Como ultrapassar uma relação com um narcisista

Segundo a experiência da psicóloga Rita Fonseca de Castro, o fim da relação é vivido com grande frustração pelos pacientes. Sobretudo quando tomam consciência de que passaram o tempo todo a anular-se em função do outro.

"Em regra, existem grandes défices de autoestima e sentimentos de inferioridade — que lhes foram sendo incutidos de forma mais, ou menos, manipulatória."

Além disso, e tendo em conta que o narcisista tende a iniciar uma nova relação rapidamente, têm mais dificuldade em compreender o que se passou. Como é que eles podem estar a namorar novamente quando eu ainda estou num processo de luto e sofrimento?, perguntam-se.

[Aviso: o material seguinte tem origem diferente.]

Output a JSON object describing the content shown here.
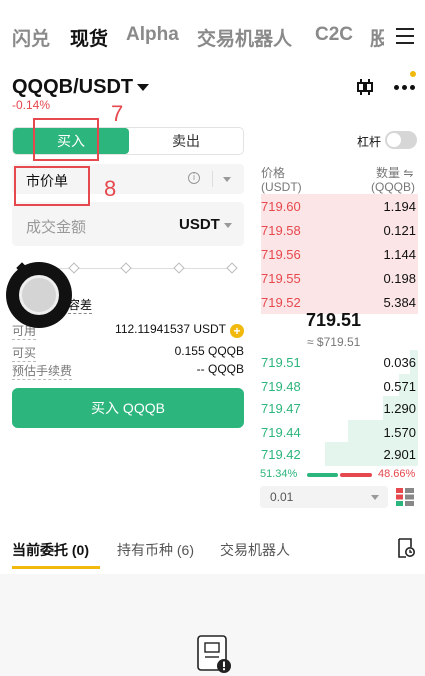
{
  "nav": {
    "tabs": [
      "闪兑",
      "现货",
      "Alpha",
      "交易机器人",
      "C2C",
      "股"
    ],
    "active_index": 1,
    "menu_icon": "hamburger-menu-icon"
  },
  "pair": {
    "symbol": "QQQB/USDT",
    "change": "-0.14%",
    "chart_icon": "candlestick-icon",
    "more_icon": "more-dots-icon"
  },
  "order_form": {
    "buy_label": "买入",
    "sell_label": "卖出",
    "leverage_label": "杠杆",
    "leverage_on": false,
    "order_type": "市价单",
    "amount_placeholder": "成交金额",
    "amount_unit": "USDT",
    "slider_percent": 0,
    "tolerance_label": "容差",
    "available_label": "可用",
    "available_value": "112.11941537 USDT",
    "can_buy_label": "可买",
    "can_buy_value": "0.155 QQQB",
    "fee_label": "预估手续费",
    "fee_value": "-- QQQB",
    "submit_label": "买入 QQQB"
  },
  "order_book": {
    "price_header": "价格",
    "price_unit": "(USDT)",
    "qty_header": "数量 ⇋",
    "qty_unit": "(QQQB)",
    "asks": [
      {
        "price": "719.60",
        "qty": "1.194",
        "depth": 0.98
      },
      {
        "price": "719.58",
        "qty": "0.121",
        "depth": 0.98
      },
      {
        "price": "719.56",
        "qty": "1.144",
        "depth": 0.98
      },
      {
        "price": "719.55",
        "qty": "0.198",
        "depth": 0.98
      },
      {
        "price": "719.52",
        "qty": "5.384",
        "depth": 0.98
      }
    ],
    "mid_price": "719.51",
    "mid_usd": "≈ $719.51",
    "bids": [
      {
        "price": "719.51",
        "qty": "0.036",
        "depth": 0.05
      },
      {
        "price": "719.48",
        "qty": "0.571",
        "depth": 0.12
      },
      {
        "price": "719.47",
        "qty": "1.290",
        "depth": 0.22
      },
      {
        "price": "719.44",
        "qty": "1.570",
        "depth": 0.44
      },
      {
        "price": "719.42",
        "qty": "2.901",
        "depth": 0.58
      }
    ],
    "buy_ratio": "51.34%",
    "sell_ratio": "48.66%",
    "precision": "0.01"
  },
  "bottom_tabs": {
    "tabs": [
      "当前委托 (0)",
      "持有币种 (6)",
      "交易机器人"
    ],
    "active_index": 0
  },
  "annotations": {
    "label_7": "7",
    "label_8": "8"
  },
  "colors": {
    "green": "#2cb57c",
    "red": "#e5484d",
    "yellow": "#f0b90b"
  }
}
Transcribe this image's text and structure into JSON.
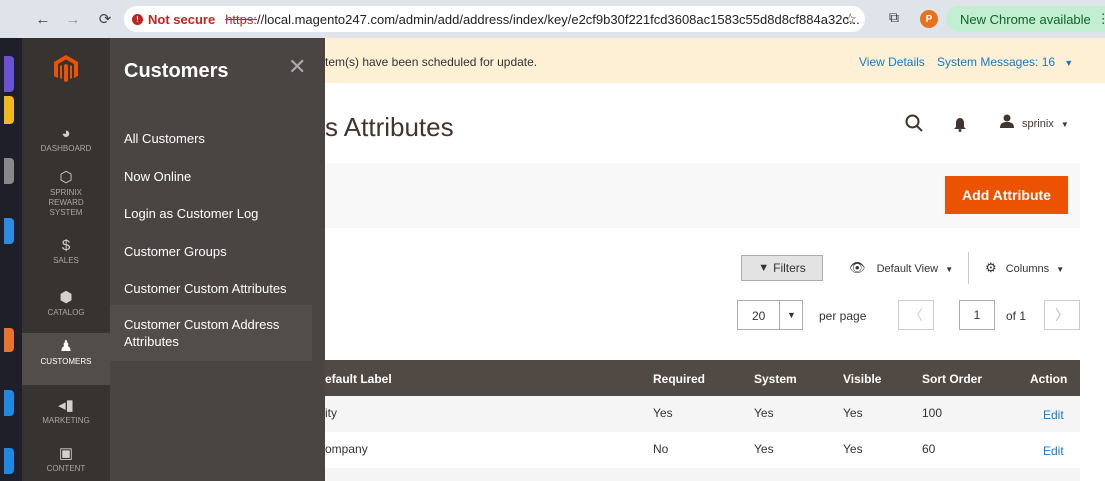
{
  "browser": {
    "security_label": "Not secure",
    "url_scheme": "https:",
    "url_rest": "//local.magento247.com/admin/add/address/index/key/e2cf9b30f221fcd3608ac1583c55d8d8cf884a32c...",
    "profile_initial": "P",
    "new_chrome_label": "New Chrome available"
  },
  "admin_nav": {
    "items": [
      {
        "label": "DASHBOARD",
        "icon": "dashboard-icon"
      },
      {
        "label": "SPRINIX REWARD SYSTEM",
        "icon": "hexagon-icon"
      },
      {
        "label": "SALES",
        "icon": "dollar-icon"
      },
      {
        "label": "CATALOG",
        "icon": "box-icon"
      },
      {
        "label": "CUSTOMERS",
        "icon": "person-icon"
      },
      {
        "label": "MARKETING",
        "icon": "megaphone-icon"
      },
      {
        "label": "CONTENT",
        "icon": "layout-icon"
      }
    ],
    "active": "CUSTOMERS"
  },
  "flyout": {
    "title": "Customers",
    "links": [
      "All Customers",
      "Now Online",
      "Login as Customer Log",
      "Customer Groups",
      "Customer Custom Attributes",
      "Customer Custom Address Attributes"
    ],
    "selected": "Customer Custom Address Attributes"
  },
  "header": {
    "message_text": "tem(s) have been scheduled for update.",
    "view_details": "View Details",
    "system_messages": "System Messages: 16",
    "page_title": "s Attributes",
    "user_name": "sprinix"
  },
  "actions": {
    "add_attribute": "Add Attribute"
  },
  "grid": {
    "filters_label": "Filters",
    "default_view_label": "Default View",
    "columns_label": "Columns",
    "per_page_value": "20",
    "per_page_label": "per page",
    "current_page": "1",
    "page_of": "of 1",
    "headers": [
      "efault Label",
      "Required",
      "System",
      "Visible",
      "Sort Order",
      "Action"
    ],
    "rows": [
      {
        "label": "ity",
        "required": "Yes",
        "system": "Yes",
        "visible": "Yes",
        "sort_order": "100",
        "action": "Edit"
      },
      {
        "label": "ompany",
        "required": "No",
        "system": "Yes",
        "visible": "Yes",
        "sort_order": "60",
        "action": "Edit"
      }
    ]
  },
  "colors": {
    "accent": "#eb5202",
    "nav_bg": "#373330",
    "flyout_bg": "#4a4542",
    "link": "#1979c3"
  }
}
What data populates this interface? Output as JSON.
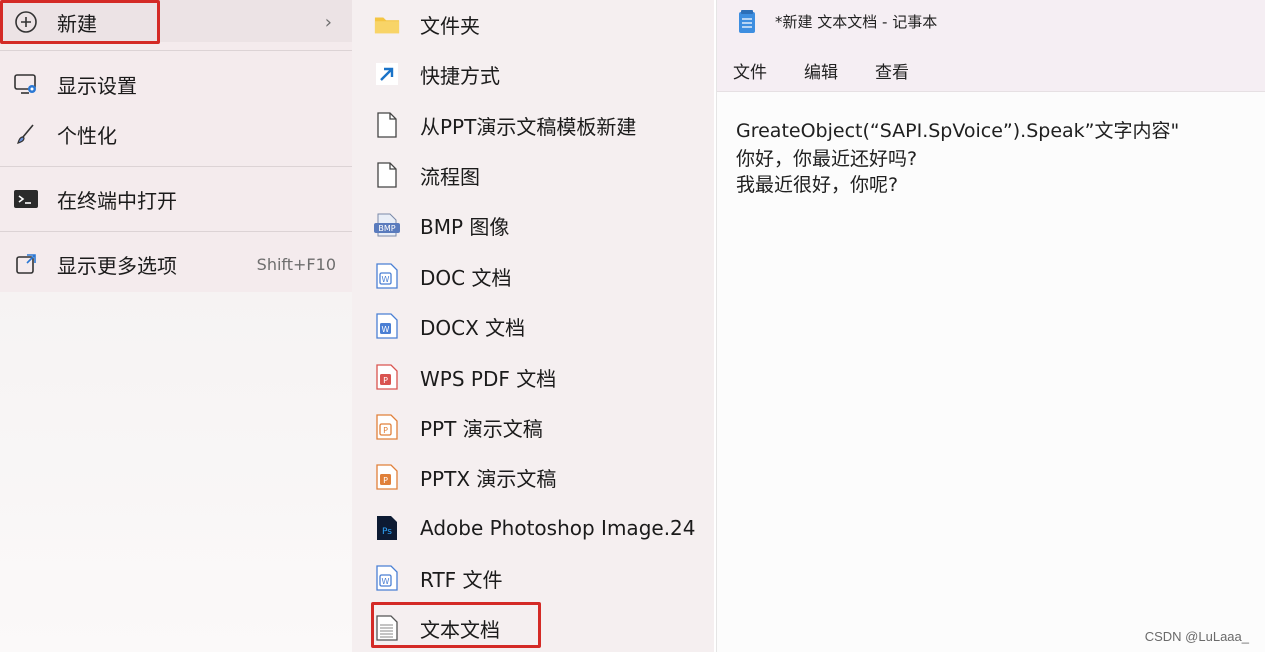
{
  "context_menu": {
    "items": [
      {
        "label": "新建",
        "icon": "plus-circle-icon",
        "has_submenu": true
      },
      {
        "label": "显示设置",
        "icon": "display-settings-icon"
      },
      {
        "label": "个性化",
        "icon": "brush-icon"
      },
      {
        "label": "在终端中打开",
        "icon": "terminal-icon"
      },
      {
        "label": "显示更多选项",
        "icon": "more-options-icon",
        "shortcut": "Shift+F10"
      }
    ],
    "chevron": "›"
  },
  "new_submenu": {
    "items": [
      {
        "label": "文件夹",
        "icon": "folder-icon"
      },
      {
        "label": "快捷方式",
        "icon": "shortcut-arrow-icon"
      },
      {
        "label": "从PPT演示文稿模板新建",
        "icon": "blank-file-icon"
      },
      {
        "label": "流程图",
        "icon": "blank-file-icon"
      },
      {
        "label": "BMP 图像",
        "icon": "bmp-icon"
      },
      {
        "label": "DOC 文档",
        "icon": "wps-doc-icon"
      },
      {
        "label": "DOCX 文档",
        "icon": "wps-docx-icon"
      },
      {
        "label": "WPS PDF 文档",
        "icon": "wps-pdf-icon"
      },
      {
        "label": "PPT 演示文稿",
        "icon": "wps-ppt-icon"
      },
      {
        "label": "PPTX 演示文稿",
        "icon": "wps-pptx-icon"
      },
      {
        "label": "Adobe Photoshop Image.24",
        "icon": "photoshop-icon"
      },
      {
        "label": "RTF 文件",
        "icon": "rtf-icon"
      },
      {
        "label": "文本文档",
        "icon": "text-document-icon"
      }
    ]
  },
  "notepad": {
    "title": "*新建 文本文档 - 记事本",
    "menu": [
      "文件",
      "编辑",
      "查看"
    ],
    "lines": [
      "GreateObject(“SAPI.SpVoice”).Speak”文字内容\"",
      "你好，你最近还好吗?",
      "我最近很好，你呢?"
    ]
  },
  "highlight_color": "#d42a26",
  "watermark": "CSDN @LuLaaa_"
}
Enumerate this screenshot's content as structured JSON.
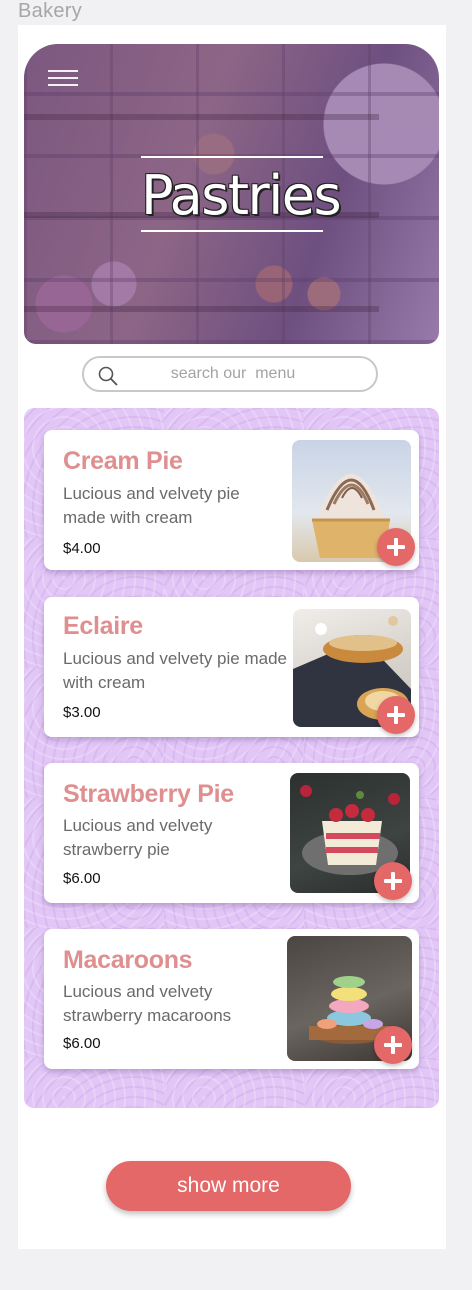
{
  "frame_label": "Bakery",
  "hero": {
    "title": "Pastries",
    "menu_icon": "hamburger-menu-icon"
  },
  "search": {
    "placeholder": "search our  menu",
    "icon": "search-icon"
  },
  "items": [
    {
      "name": "Cream Pie",
      "desc_line1": "Lucious and velvety pie",
      "desc_line2": "made with cream",
      "price": "$4.00"
    },
    {
      "name": "Eclaire",
      "desc_line1": "Lucious and velvety pie made",
      "desc_line2": "with cream",
      "price": "$3.00"
    },
    {
      "name": "Strawberry Pie",
      "desc_line1": "Lucious and velvety",
      "desc_line2": "strawberry pie",
      "price": "$6.00"
    },
    {
      "name": "Macaroons",
      "desc_line1": "Lucious and velvety",
      "desc_line2": "strawberry macaroons",
      "price": "$6.00"
    }
  ],
  "show_more_label": "show more",
  "colors": {
    "accent": "#e46868",
    "title": "#df8f8f",
    "panel": "#e1c6f6",
    "hero_overlay": "#70488c"
  }
}
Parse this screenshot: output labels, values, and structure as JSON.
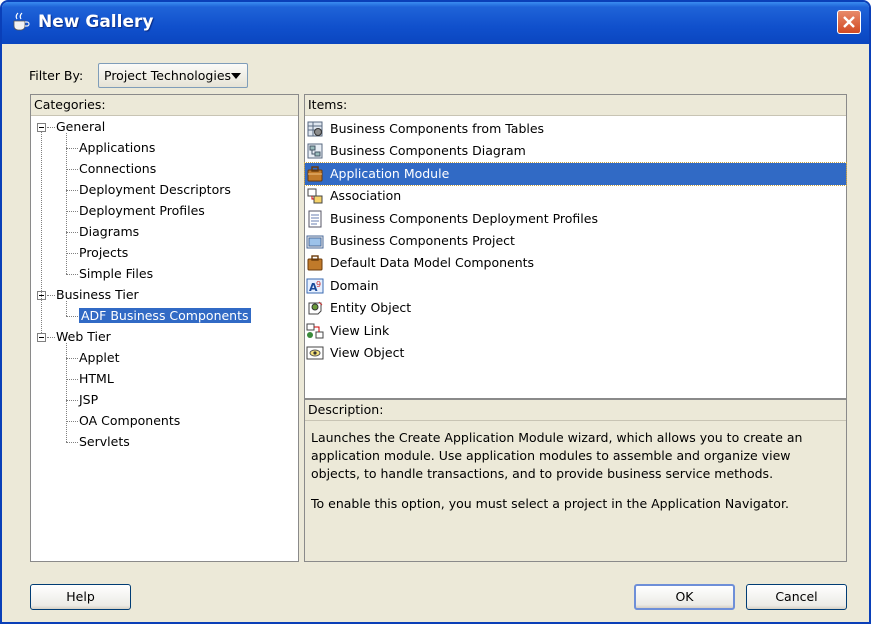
{
  "window": {
    "title": "New Gallery"
  },
  "filter": {
    "label": "Filter By:",
    "value": "Project Technologies"
  },
  "categories": {
    "header": "Categories:",
    "groups": [
      {
        "label": "General",
        "children": [
          "Applications",
          "Connections",
          "Deployment Descriptors",
          "Deployment Profiles",
          "Diagrams",
          "Projects",
          "Simple Files"
        ]
      },
      {
        "label": "Business Tier",
        "children": [
          "ADF Business Components"
        ]
      },
      {
        "label": "Web Tier",
        "children": [
          "Applet",
          "HTML",
          "JSP",
          "OA Components",
          "Servlets"
        ]
      }
    ],
    "selected": "ADF Business Components"
  },
  "items": {
    "header": "Items:",
    "list": [
      {
        "label": "Business Components from Tables",
        "icon": "bc-tables-icon"
      },
      {
        "label": "Business Components Diagram",
        "icon": "bc-diagram-icon"
      },
      {
        "label": "Application Module",
        "icon": "application-module-icon"
      },
      {
        "label": "Association",
        "icon": "association-icon"
      },
      {
        "label": "Business Components Deployment Profiles",
        "icon": "deployment-profiles-icon"
      },
      {
        "label": "Business Components Project",
        "icon": "bc-project-icon"
      },
      {
        "label": "Default Data Model Components",
        "icon": "data-model-icon"
      },
      {
        "label": "Domain",
        "icon": "domain-icon"
      },
      {
        "label": "Entity Object",
        "icon": "entity-object-icon"
      },
      {
        "label": "View Link",
        "icon": "view-link-icon"
      },
      {
        "label": "View Object",
        "icon": "view-object-icon"
      }
    ],
    "selected": "Application Module"
  },
  "description": {
    "header": "Description:",
    "p1": "Launches the Create Application Module wizard, which allows you to create an application module. Use application modules to assemble and organize view objects, to handle transactions, and to provide business service methods.",
    "p2": "To enable this option, you must select a project in the Application Navigator."
  },
  "buttons": {
    "help": "Help",
    "ok": "OK",
    "cancel": "Cancel"
  },
  "colors": {
    "selection": "#316ac5",
    "titlebar": "#0a46c0",
    "dialog_bg": "#ece9d8"
  }
}
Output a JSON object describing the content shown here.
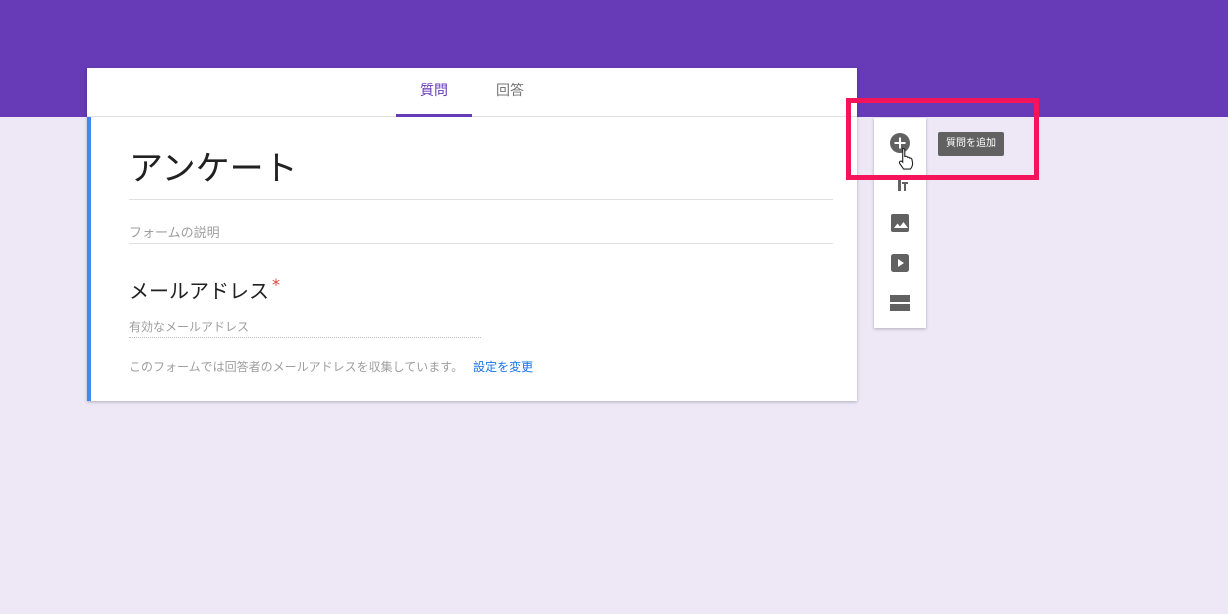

Entrar numa nova relação também é extremamente assustador. "Têm receio de voltar a relacionar-se com alguém e que, à primeira vista, não consigam detetar que as características aparentemente atraentes possam ser indiciadoras de um nível de funcionamento patológico."

E se o narcisista sou eu?

Se está a fazer essa pergunta a si próprio, é pouco provável que seja um narcisista. "O reconhecimento deste tipo de personalidade e funcionamento é muito difícil de suceder. Quando um paciente com perturbação narcisista da personalidade recorre à psicoterapia é quase sempre pela presença de outro tipo de queixa — por exemplo, quadros depressivos ou, mesmo, ideação suicida, que surgem em consequência das dificuldades relacionais e situações de isolamento."

Ainda assim, só através da psicoterapia é que será possível compreender possíveis padrões de funcionamento disfuncionais e melhorar a qualidade das relações — apesar de as pessoas com esta personalidade serem muito resistentes à mudança de comportamento.